Ferngesteuerte Roboter zum Spielen

Neben Playstation und Xbox finden sich immer noch klassische Spielzeuge im Kinderzimmer. Ein Spielzeug, dass nicht nur etwas für die Kleinen ist, sind Roboter. Sie werden nicht nur von Kindern geliebt, mittlerweile gibt es sogar kleine Fussballturniere mit Robotern. Ganz nach dem Motto: Der beste Programmierer gewinnt. Nicht selten kann der Roboter auch das, wegen Mietvertrag nicht mögliche, Haustier notdürftig ersetzen.

Mechanische Hunde und Menschen

Ferngesteuerte Roboter gibt es in einer großen Bandbreite. Nahezu alle Formen sind vertreten. Ob nun auf Rädern oder Beinen, mit Armen oder Schaufeln, so ziemlich jede Variation gibt es für das Kinderzimmer. Auch für Erwachsene am Interessantesten sind dabei diejenigen Roboter, die von der Bewegung her Menschen oder Tieren sehr ähnlich sind. Am Bekanntesten ist dabei wohl der Roboterhund Aibo der Marke Sony. Die vom Haushund nachgeahmte Bewegung und nonverbale Kommunikation waren insbesondere in Japan ein beliebter Hundeersatz.
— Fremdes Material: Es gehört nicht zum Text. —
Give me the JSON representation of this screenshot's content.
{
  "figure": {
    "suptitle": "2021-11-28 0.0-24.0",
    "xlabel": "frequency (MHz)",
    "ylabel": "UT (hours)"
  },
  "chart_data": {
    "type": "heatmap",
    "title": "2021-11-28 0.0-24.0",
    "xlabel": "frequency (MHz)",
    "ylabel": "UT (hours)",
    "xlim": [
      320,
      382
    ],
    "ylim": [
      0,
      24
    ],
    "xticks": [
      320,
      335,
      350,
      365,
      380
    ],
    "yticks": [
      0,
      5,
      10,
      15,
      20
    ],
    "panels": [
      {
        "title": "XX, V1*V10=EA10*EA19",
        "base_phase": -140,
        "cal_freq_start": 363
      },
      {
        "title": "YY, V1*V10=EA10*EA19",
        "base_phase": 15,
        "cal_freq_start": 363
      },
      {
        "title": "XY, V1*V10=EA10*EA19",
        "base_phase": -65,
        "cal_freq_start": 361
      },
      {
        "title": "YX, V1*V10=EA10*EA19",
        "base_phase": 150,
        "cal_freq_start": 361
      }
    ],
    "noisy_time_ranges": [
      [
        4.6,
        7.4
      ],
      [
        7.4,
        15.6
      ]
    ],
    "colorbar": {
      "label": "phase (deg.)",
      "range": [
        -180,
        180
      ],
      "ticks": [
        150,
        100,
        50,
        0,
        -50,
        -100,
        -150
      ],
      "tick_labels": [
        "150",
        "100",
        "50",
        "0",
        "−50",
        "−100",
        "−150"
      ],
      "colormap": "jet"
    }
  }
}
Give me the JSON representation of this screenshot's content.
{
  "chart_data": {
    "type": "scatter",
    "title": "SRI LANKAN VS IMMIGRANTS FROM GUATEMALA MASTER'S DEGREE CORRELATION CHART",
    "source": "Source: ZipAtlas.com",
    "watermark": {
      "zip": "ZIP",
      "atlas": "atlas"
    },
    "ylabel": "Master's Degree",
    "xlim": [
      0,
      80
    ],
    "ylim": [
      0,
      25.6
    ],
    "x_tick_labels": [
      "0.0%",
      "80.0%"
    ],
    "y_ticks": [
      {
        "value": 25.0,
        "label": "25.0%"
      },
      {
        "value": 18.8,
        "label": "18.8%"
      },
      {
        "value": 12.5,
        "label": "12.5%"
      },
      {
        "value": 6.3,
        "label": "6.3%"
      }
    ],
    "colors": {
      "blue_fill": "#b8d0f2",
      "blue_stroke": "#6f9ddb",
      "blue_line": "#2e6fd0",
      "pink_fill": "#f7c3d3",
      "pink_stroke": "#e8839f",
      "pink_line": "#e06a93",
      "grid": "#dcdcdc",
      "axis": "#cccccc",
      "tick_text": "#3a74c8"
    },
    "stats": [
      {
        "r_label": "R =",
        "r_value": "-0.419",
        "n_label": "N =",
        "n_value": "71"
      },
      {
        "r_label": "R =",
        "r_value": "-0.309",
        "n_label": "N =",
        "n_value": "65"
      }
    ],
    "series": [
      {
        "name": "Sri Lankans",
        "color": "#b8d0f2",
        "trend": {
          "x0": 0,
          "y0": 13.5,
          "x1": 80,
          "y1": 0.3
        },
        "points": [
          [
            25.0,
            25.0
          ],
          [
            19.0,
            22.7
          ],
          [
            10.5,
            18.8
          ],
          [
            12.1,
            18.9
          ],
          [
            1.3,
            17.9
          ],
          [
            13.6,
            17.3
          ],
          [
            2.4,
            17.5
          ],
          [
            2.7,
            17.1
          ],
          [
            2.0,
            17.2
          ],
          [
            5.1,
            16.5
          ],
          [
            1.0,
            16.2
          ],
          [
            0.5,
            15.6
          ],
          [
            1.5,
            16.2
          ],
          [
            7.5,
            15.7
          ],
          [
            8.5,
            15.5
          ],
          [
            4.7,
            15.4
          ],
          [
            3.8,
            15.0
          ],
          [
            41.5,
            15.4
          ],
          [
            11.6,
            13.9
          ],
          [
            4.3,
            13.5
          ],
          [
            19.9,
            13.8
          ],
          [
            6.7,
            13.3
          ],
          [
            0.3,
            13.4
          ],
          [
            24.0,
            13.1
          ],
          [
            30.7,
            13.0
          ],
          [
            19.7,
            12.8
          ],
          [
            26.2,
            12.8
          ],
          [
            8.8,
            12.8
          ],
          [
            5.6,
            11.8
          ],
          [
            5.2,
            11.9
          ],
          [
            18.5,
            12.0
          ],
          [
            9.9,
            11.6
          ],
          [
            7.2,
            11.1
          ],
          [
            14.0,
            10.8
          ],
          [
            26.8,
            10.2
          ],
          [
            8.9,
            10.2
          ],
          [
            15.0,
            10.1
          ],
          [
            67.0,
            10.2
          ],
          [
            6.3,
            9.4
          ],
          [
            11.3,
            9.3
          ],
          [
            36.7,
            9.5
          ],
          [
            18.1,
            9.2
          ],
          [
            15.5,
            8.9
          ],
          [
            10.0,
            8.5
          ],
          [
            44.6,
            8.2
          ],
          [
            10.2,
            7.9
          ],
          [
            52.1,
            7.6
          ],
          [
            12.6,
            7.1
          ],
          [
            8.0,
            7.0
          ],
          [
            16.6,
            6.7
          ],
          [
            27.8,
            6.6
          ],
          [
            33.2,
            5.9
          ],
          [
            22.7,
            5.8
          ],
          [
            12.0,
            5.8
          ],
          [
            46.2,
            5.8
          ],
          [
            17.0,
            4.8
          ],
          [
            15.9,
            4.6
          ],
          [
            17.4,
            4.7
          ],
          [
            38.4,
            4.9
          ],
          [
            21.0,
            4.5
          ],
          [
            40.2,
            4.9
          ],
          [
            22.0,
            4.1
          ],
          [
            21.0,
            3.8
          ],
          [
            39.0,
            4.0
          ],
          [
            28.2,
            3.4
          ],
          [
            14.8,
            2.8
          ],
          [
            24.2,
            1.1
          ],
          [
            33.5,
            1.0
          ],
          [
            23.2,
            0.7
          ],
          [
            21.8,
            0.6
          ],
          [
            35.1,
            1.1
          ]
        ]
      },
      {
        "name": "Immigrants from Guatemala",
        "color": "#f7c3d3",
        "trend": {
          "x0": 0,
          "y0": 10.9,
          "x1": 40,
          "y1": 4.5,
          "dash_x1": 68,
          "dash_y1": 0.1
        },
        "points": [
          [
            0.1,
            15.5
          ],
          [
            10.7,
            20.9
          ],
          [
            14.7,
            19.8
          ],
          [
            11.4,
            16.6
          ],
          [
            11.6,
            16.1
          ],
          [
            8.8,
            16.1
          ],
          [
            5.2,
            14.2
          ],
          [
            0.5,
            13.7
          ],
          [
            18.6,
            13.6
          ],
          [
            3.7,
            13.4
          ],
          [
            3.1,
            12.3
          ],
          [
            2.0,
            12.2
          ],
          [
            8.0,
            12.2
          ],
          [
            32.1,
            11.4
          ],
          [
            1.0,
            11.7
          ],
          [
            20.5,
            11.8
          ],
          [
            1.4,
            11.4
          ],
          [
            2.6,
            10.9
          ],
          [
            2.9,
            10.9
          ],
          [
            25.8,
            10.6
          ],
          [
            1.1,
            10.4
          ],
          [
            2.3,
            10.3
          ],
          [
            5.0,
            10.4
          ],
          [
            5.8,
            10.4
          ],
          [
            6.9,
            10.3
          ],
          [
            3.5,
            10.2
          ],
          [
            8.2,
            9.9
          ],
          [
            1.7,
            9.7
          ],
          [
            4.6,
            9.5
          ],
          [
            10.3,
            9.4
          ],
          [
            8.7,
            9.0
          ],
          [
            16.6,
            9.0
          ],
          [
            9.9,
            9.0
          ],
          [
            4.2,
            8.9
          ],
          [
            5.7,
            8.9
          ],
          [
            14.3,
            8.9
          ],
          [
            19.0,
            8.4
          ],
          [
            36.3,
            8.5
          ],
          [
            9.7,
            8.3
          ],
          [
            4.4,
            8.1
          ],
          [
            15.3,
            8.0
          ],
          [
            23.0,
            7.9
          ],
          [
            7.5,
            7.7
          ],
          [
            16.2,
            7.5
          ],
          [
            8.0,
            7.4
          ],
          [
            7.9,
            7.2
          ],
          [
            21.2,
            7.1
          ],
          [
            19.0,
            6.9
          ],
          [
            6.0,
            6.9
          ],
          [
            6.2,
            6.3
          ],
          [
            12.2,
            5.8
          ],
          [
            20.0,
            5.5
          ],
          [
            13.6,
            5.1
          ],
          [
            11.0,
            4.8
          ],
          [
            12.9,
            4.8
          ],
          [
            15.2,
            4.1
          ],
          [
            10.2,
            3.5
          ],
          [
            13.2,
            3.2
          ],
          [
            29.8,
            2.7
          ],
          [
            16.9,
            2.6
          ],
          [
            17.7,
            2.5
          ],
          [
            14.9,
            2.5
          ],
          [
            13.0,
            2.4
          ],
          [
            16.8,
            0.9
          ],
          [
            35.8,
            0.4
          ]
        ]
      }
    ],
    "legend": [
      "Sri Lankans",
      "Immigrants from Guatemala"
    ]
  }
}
Der Erfolg Aibos führte bei Sony zur Entwicklung eines humanoiden Roboters namens QRIO, der als erster Roboter rennen und Scheinkonversationen führen konnte. Beide Modelle wurden inzwischen eingestellt. Trotzdem fanden bis 2008 immer wieder Fussballturniere mit dem Aibo statt, denn er lässt sich über eine Schnittstelle neu programmieren. Die Robotik entwickelt sich immer weiter und kommt damit auch der Kinderstube zugute.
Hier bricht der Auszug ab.